There are many Cornish folklore tales which tell stories of sea spirit mermen coming to shore to inhabit coastal communities during stormy weather. The Tale of the Sea Bucca describes the being as having the dark brown skin of a conger eel, and a mound of seaweed hair. Legend suggests that he was once a human prince who was cursed by a witch. He helped local fishermen by driving fish towards their nets, and in return, the fishermen would leave fish on the beach to placate him. Throughout the 19th century, these offerings were particularly common in Newlyn and Mousehole.

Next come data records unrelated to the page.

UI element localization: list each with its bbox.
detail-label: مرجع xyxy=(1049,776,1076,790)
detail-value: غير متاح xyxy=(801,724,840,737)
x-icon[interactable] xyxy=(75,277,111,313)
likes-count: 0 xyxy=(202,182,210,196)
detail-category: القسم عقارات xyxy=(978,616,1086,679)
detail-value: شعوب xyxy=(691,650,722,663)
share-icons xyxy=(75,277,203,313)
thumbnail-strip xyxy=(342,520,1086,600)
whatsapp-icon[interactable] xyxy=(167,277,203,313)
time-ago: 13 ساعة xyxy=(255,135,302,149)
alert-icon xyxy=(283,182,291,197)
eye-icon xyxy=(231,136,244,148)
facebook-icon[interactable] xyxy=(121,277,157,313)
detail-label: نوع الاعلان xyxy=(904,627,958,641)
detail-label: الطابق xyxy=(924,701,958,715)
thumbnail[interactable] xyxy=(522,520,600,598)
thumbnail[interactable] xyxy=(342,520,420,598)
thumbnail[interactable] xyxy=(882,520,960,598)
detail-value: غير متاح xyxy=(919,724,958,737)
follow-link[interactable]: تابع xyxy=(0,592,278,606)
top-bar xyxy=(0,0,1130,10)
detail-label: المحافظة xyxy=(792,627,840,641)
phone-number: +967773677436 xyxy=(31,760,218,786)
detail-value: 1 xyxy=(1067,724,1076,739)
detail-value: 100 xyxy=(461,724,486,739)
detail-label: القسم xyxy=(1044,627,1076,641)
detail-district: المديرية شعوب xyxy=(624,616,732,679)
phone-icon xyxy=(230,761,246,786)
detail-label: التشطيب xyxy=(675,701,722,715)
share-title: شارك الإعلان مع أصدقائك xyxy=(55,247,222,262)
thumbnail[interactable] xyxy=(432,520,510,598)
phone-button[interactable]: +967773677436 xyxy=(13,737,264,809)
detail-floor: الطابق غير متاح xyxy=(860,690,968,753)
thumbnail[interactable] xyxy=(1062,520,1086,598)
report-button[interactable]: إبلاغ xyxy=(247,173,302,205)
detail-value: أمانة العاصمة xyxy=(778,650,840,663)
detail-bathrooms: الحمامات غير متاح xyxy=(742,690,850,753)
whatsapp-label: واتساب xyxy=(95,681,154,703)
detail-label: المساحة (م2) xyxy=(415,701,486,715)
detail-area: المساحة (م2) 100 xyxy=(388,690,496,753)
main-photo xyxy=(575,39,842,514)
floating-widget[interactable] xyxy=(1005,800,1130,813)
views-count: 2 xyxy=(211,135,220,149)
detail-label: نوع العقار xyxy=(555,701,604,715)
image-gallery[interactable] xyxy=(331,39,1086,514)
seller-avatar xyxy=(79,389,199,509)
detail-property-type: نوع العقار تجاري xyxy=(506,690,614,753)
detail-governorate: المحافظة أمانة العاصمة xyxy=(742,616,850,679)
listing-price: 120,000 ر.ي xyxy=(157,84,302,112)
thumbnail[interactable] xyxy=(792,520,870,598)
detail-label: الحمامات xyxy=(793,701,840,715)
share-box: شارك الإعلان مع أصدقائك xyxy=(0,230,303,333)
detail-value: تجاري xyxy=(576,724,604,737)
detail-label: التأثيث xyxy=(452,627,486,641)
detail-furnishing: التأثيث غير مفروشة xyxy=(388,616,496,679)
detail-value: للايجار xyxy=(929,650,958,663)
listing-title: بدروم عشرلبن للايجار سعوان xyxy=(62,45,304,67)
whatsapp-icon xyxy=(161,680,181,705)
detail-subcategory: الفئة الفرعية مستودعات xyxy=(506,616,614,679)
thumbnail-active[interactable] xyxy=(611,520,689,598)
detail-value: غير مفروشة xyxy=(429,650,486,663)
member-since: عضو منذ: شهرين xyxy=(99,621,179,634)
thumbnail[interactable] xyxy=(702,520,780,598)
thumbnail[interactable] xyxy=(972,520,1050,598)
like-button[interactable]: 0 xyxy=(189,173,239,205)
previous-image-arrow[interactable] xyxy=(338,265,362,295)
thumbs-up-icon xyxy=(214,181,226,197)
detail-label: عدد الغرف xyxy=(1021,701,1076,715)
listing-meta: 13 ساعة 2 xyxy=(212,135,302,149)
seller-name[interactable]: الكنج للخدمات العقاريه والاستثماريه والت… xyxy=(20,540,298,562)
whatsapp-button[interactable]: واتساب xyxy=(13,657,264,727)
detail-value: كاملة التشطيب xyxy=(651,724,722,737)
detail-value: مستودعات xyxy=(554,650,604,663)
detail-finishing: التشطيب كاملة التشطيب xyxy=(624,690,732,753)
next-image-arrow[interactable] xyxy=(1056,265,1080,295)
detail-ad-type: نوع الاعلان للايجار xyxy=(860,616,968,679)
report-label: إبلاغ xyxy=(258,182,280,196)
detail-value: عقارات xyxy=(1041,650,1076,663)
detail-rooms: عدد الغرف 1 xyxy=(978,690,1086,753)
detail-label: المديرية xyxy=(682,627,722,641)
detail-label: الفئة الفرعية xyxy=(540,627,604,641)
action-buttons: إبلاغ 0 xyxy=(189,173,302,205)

One such beach used for this purpose was the area of Newlyn known formerly as Park an Grouse (‘the field of the cross’ in Cornish) where a stone cross was allegedly once situated. Similar offerings were recorded on the beaches of Mousehole and Newlyn ‘Town’ (the area which is now known as Newlyn Cliff). It is likely that it is from this observance that the common nickname of ‘Newlyn Buckas‘ was derived
‘Penzance boys up in a tree,
Looking as wisht* as wisht* can be;
Newlyn buckas as strong as oak,
Knocking them down at every poke.’
The Bucca is said to have had two forms, good and evil; Bucca Widn (White Bucca) and Bucca Dhu (Black Bucca). Now known as Bucca Boo, parents have used the evil version of the spirit as a ‘bogeyman’ to encourage their children to behave better! In the nineteenth century a new road was built between Penzance and Land’s End, the Tolcarne River in Newlyn was bridged and the area was named ‘Bucca’s pass’.